Casearia sylvestris is valued for its wood, resin, and ecological benefits. It is a fast-growing species, thriving in tropical forests, salty soils, full sun, and dappled shade, and regenerates well through coppicing, with a lifespan of up to 20 years. Its globose capsule produces 2–5 seeds wrapped in a yellow, edible aril, contrasting with the potentially toxic capsules of some species. Cultivation of Casearia sylvestris relies on fresh seeds, best collected when capsules begin to open, rinsed to remove arils, and sown in shaded nursery beds. Germination rates are low but variable, with seedlings sprouting within 20–30 days, reaching transplant size within months. Cuttings also serve as an alternative propagation method. The tree is used in reforestation and wildlife restoration, providing food for birds and pollen for bees, with flowers that emit a scent resembling honey and urine. Its fine-textured, strong wood, though susceptible to wood-eating organisms, is used for construction, flooring, lathe work, cabinet making, and charcoal production.

== Ecology ==
Casearia sylvestris is a highly adaptive perennial species and demonstrates ecological and genetic diversity, playing a significant role in ecosystems such as the Cerrado, Atlantic Forest, gallery forests, and wetland. Studies have revealed adaptive wood anatomical features, including variations in vessel frequency and ray width, which enhance survival strategies in response to environmental pressures like drought. Research into genetic structures highlights the species’ ability to adapt to restoration processes and natural habitats, showcasing higher genetic variability in restored forests compared to remnants of semi-deciduous seasonal forests. Population genetic studies emphasize the differentiation between sympatric and allopatric subordinate taxa of the taxon, revealing hybridization and genome duplication as factors contributing to the genetic diversity and adaptation of this species. The integration of genetic and ecological findings supports the recognition of distinct evolutionary units, aiding in conservation and restoration efforts. Overall, Casearia sylvestris exemplifies ecological adaptability, genetic complexity, and practical significance within its native range.

== Observation data ==
The observation patterns for Casearia sylvestris on iNaturalist reveal a distinct seasonality in recorded sightings, with research-grade observations remaining relatively low from January to March, increasing in April, and peaking in July before declining in late autumn and winter. Verifiable observations follow a similar trajectory but with generally higher values, reaching a peak in May with around 90 observations. Over the past ten years, observations have steadily increased, with notable spikes in 2022 and 2023, suggesting heightened observer activity or potential shifts in species abundance.

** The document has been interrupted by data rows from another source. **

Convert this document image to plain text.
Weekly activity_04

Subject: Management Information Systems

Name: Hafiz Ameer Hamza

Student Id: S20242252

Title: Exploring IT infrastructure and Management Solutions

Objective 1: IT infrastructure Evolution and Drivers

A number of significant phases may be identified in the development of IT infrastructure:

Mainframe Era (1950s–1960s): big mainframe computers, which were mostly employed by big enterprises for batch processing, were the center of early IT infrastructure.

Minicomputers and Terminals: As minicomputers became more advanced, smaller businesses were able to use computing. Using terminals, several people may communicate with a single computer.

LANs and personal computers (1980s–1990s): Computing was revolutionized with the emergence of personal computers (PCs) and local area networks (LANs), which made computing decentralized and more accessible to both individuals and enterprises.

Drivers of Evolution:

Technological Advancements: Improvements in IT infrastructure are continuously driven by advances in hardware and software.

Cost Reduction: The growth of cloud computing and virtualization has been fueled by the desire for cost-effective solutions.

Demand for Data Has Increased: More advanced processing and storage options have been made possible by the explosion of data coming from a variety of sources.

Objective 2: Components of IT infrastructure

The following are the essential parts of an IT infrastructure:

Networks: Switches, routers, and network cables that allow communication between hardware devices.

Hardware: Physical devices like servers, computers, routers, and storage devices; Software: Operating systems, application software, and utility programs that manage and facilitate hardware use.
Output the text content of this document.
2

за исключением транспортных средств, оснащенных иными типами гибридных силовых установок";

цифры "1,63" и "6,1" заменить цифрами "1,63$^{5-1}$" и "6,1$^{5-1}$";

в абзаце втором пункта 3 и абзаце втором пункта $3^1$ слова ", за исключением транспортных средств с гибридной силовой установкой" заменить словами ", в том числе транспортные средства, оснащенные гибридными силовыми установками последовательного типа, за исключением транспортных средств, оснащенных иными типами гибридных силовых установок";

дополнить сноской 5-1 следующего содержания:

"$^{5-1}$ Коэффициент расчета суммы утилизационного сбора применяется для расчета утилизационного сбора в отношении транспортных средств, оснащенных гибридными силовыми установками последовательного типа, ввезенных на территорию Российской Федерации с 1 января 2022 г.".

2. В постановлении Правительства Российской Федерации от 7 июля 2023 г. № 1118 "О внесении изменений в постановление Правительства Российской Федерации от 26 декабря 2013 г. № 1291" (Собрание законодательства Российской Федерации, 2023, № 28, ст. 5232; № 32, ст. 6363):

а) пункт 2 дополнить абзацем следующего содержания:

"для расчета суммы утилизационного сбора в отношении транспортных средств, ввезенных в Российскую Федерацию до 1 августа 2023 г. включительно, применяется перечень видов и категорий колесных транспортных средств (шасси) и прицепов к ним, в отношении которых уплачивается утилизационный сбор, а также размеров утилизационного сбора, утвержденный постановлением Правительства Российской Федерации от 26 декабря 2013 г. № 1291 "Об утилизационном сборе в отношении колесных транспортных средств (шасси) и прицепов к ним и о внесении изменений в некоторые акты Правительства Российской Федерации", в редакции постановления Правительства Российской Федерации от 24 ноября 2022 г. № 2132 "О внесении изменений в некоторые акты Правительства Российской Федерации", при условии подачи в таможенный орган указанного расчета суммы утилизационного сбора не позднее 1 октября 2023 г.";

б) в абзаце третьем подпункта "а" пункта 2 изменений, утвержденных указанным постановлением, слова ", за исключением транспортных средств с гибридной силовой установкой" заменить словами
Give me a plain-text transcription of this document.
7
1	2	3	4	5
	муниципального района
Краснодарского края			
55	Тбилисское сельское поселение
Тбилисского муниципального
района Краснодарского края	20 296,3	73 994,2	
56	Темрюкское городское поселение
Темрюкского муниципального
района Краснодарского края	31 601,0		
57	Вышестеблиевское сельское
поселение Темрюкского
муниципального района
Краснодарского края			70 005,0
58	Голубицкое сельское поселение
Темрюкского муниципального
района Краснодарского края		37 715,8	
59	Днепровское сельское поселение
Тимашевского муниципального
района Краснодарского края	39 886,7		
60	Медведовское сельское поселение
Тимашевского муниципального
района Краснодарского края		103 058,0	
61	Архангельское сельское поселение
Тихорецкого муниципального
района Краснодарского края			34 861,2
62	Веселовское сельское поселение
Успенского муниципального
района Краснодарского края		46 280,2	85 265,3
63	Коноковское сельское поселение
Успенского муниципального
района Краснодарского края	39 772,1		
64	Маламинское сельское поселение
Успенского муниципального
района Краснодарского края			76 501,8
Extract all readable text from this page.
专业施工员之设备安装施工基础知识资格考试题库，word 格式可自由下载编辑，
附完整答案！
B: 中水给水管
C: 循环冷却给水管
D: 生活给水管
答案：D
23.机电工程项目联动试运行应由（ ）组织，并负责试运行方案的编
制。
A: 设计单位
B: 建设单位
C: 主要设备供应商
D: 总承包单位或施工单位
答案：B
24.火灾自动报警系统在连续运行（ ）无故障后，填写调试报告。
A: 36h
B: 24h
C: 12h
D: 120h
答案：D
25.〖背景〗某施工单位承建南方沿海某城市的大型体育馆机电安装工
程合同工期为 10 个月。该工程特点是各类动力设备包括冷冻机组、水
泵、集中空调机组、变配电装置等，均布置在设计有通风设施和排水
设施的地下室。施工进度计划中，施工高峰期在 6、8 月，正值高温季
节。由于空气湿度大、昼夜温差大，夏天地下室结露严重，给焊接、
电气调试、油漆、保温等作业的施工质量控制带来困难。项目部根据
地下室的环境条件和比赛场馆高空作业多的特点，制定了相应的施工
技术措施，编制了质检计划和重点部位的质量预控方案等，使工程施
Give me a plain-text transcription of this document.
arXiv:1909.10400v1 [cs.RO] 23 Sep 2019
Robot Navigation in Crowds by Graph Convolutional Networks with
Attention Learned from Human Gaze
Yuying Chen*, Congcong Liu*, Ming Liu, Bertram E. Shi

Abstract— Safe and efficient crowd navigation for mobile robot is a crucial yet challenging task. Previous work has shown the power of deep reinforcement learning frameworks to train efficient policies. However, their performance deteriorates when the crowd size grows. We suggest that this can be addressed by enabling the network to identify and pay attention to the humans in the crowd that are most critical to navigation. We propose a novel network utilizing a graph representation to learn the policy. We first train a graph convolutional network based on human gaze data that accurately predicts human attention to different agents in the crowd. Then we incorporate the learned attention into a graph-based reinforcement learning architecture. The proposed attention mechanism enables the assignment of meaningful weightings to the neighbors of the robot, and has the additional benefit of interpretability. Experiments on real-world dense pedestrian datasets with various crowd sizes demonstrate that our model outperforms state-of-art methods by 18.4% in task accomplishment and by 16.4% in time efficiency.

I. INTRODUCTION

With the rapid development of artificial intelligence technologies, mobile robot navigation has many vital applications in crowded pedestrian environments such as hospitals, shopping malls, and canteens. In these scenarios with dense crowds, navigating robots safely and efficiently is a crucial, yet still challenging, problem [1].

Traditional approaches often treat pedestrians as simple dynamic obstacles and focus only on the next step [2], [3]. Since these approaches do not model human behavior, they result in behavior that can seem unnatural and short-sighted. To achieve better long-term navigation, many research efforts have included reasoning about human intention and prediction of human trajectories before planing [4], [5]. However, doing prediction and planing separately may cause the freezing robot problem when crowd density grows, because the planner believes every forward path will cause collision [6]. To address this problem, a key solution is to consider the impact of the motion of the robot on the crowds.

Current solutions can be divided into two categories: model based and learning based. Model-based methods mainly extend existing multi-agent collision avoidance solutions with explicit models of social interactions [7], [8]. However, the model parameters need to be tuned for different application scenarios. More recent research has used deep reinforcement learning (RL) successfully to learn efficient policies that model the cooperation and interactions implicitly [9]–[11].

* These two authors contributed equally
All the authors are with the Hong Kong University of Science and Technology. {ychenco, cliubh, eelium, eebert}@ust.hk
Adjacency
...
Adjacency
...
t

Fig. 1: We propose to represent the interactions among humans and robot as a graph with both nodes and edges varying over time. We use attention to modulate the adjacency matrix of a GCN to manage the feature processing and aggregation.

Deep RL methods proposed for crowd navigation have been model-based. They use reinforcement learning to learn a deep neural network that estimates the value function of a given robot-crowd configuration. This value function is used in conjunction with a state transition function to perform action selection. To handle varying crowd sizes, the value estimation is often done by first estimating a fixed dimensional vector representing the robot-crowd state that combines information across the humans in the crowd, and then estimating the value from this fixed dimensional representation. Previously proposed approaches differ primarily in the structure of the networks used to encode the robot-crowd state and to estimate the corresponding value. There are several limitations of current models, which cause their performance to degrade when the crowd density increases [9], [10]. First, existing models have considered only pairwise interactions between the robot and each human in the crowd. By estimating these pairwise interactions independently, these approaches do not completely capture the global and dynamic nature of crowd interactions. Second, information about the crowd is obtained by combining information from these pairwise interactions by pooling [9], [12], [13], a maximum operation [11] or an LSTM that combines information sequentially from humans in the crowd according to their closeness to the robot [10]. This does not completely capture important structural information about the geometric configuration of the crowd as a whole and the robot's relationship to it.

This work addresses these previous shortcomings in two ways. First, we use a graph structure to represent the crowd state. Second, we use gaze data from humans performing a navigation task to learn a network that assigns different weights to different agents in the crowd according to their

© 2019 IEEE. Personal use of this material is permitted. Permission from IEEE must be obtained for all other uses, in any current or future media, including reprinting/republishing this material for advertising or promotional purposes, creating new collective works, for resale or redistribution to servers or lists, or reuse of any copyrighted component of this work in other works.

The identification of plant sex remains largely unclassified, with a peak in observations with no annotations in August, while instances where sex could not be determined remain fairly stable, slightly increasing in November. The presence of flowers and fruits follows a clear seasonal pattern, with flowers peaking in April and again in September, while fruiting shows a late-year concentration in November. Observations of leaves indicate midyear peaks, especially in June and August, with breaking leaf buds being documented minimally, mostly in April. Overall, these trends likely stem from a combination of ecological cycles, observer behavior, and environmental factors. Increased observations during warmer months may reflect higher species activity and accessibility, while fluctuations in classification accuracy suggest varying levels of observer engagement. The rising documentation over the past decade could indicate a growing interest in the species or improved monitoring efforts.

== Conservation status ==
Casearia sylvestris is broadly distributed, supports a substantial population, and faces no immediate or significant future threats. Consequently, it is classified as LC by the IUCN Red List. Other information on its population size and dynamics are absent at this time and may need further research.